October’s wobble hasn’t broken the cycle, claims Alex Thorn, Galaxy Digital’s head of research.
The note was first sent to subscribers of Galaxy Research’s Weekly Research Brief and later reproduced on X.
Thorn says the Oct. 10 selloff began with high leverage hitting thin order books, then worsened as automatic deleveraging on the exchange limited some market-maker shorts and diluted liquidity at the worst time. He cites about $19 billion in liquidations as bitcoin fell from a record high on Oct. 6 near $126,300 to an intraday low of about $107,000, with ether falling from about $4,800 to about $3,500 before markets stabilized into the weekend.
Risk appetite fell again as macro shocks re-emerged. Thorn points to softness in chip stocks, a hawkish turn by a Federal Reserve governor, renewed regional banking concerns and geopolitical noise. Classic risk-off markers amplified the tone, he notes, with gold and silver setting new records and the 10-year Treasury yield falling back below 4%.
He also marks a crypto-specific feature: Financial companies with digital assets have cooled. He says that with share prices down across this cohort, there are less price-insensitive purchases to implement in crypto, adding to short-term fragility even after the initial washout.
In the medium term, however, Thorn remains constructive, highlighting three forces that he believes can strengthen the next leg higher.
First is AI investment. He portrays the current wave as a real-economy investment cycle led by cash-rich incumbents – hyperscalers, chip makers and data center operators – bolstered by significant US political support, rather than a repeat of a purely speculative dot-com bubble.

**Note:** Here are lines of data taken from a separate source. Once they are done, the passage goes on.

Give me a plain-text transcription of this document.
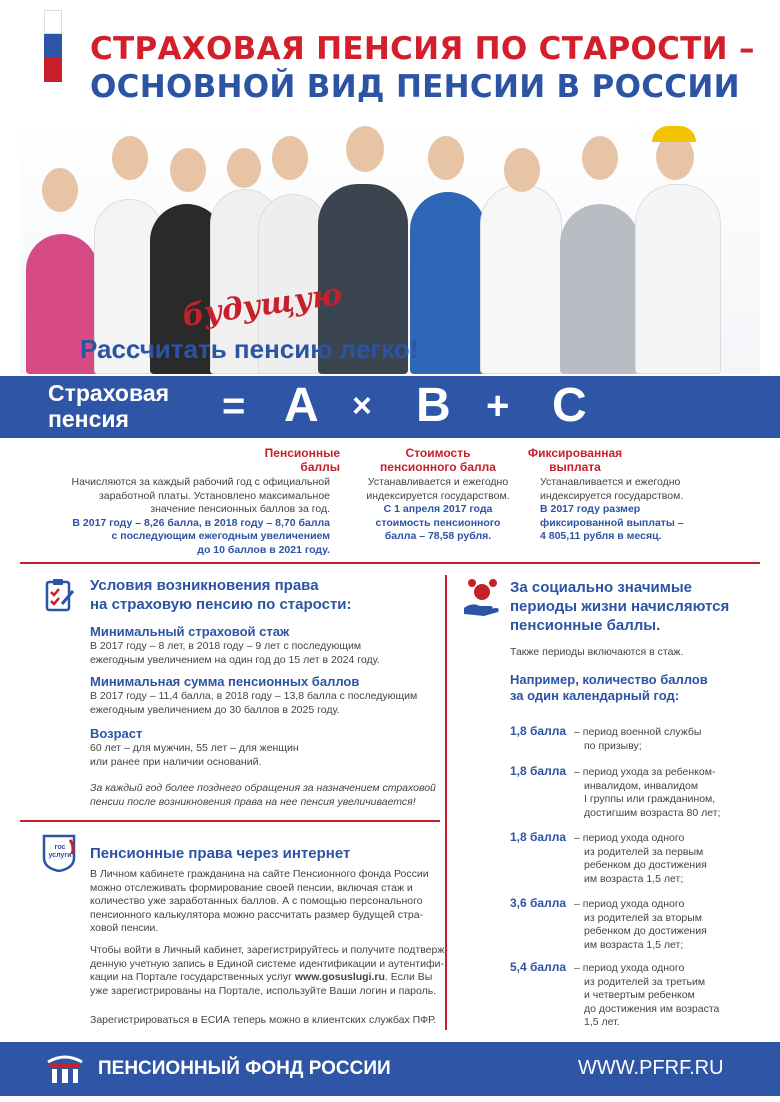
СТРАХОВАЯ ПЕНСИЯ ПО СТАРОСТИ –
ОСНОВНОЙ ВИД ПЕНСИИ В РОССИИ
будущую
Рассчитать пенсию легко!
Страховая
пенсия	= A × B + C
Пенсионные
баллы
Начисляются за каждый рабочий год с официальной
заработной платы. Установлено максимальное
значение пенсионных баллов за год.
В 2017 году – 8,26 балла, в 2018 году – 8,70 балла
с последующим ежегодным увеличением
до 10 баллов в 2021 году.
Стоимость
пенсионного балла
Устанавливается и ежегодно
индексируется государством.
С 1 апреля 2017 года
стоимость пенсионного
балла – 78,58 рубля.
Фиксированная
выплата
Устанавливается и ежегодно
индексируется государством.
В 2017 году размер
фиксированной выплаты –
4 805,11 рубля в месяц.
Условия возникновения права
на страховую пенсию по старости:
Минимальный страховой стаж
В 2017 году – 8 лет, в 2018 году – 9 лет с последующим
ежегодным увеличением на один год до 15 лет в 2024 году.
Минимальная сумма пенсионных баллов
В 2017 году – 11,4 балла, в 2018 году – 13,8 балла с последующим
ежегодным увеличением до 30 баллов в 2025 году.
Возраст
60 лет – для мужчин, 55 лет – для женщин
или ранее при наличии оснований.
За каждый год более позднего обращения за назначением страховой
пенсии после возникновения права на нее пенсия увеличивается!
гос
услуги Пенсионные права через интернет
В Личном кабинете гражданина на сайте Пенсионного фонда России
можно отслеживать формирование своей пенсии, включая стаж и
количество уже заработанных баллов. А с помощью персонального
пенсионного калькулятора можно рассчитать размер будущей стра-
ховой пенсии.
Чтобы войти в Личный кабинет, зарегистрируйтесь и получите подтверж-
денную учетную запись в Единой системе идентификации и аутентифи-
кации на Портале государственных услуг www.gosuslugi.ru. Если Вы
уже зарегистрированы на Портале, используйте Ваши логин и пароль.
Зарегистрироваться в ЕСИА теперь можно в клиентских службах ПФР.
За социально значимые
периоды жизни начисляются
пенсионные баллы.
Также периоды включаются в стаж.
Например, количество баллов
за один календарный год:
1,8 балла – период военной службы
по призыву;
1,8 балла – период ухода за ребенком-
инвалидом, инвалидом
I группы или гражданином,
достигшим возраста 80 лет;
1,8 балла – период ухода одного
из родителей за первым
ребенком до достижения
им возраста 1,5 лет;
3,6 балла – период ухода одного
из родителей за вторым
ребенком до достижения
им возраста 1,5 лет;
5,4 балла – период ухода одного
из родителей за третьим
и четвертым ребенком
до достижения им возраста
1,5 лет.
ПЕНСИОННЫЙ ФОНД РОССИИ	WWW.PFRF.RU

Corporate budgets and government positions, he argues, point to a long runway.
Second are stablecoins. Thorn points to dollar-linked tokens continuing to gain traction as payment rails, broadening participation, deepening liquidity and anchoring more activity on public chains. He believes these plumbing effects can support the ecosystem even as price action declines.
Third is tokenization. According to Thorn, moving real-world assets and parts of traditional market infrastructure on-chain is moving from pilots to deployment, creating new demand for block space and for core assets that secure, route and settle this activity. Thorn says the transition benefits platforms tied to that flow.
Against that backdrop, he remains bullish on bitcoin’s “digital gold” role amid lingering doubts about fiscal and monetary prudence. He also sees a favorable setup for majors like ETH and SOL tied to stablecoin usage and tokenization, although short-term rallies risk stalling below previous highs.
The near-term message is caution – respect thinner liquidity, post-crash psychology and a “wall of worry” sentiment. The medium-term message is resilience: three tailwinds are in place, he says, to keep the trend pointing up once the markets have finished digesting the shock.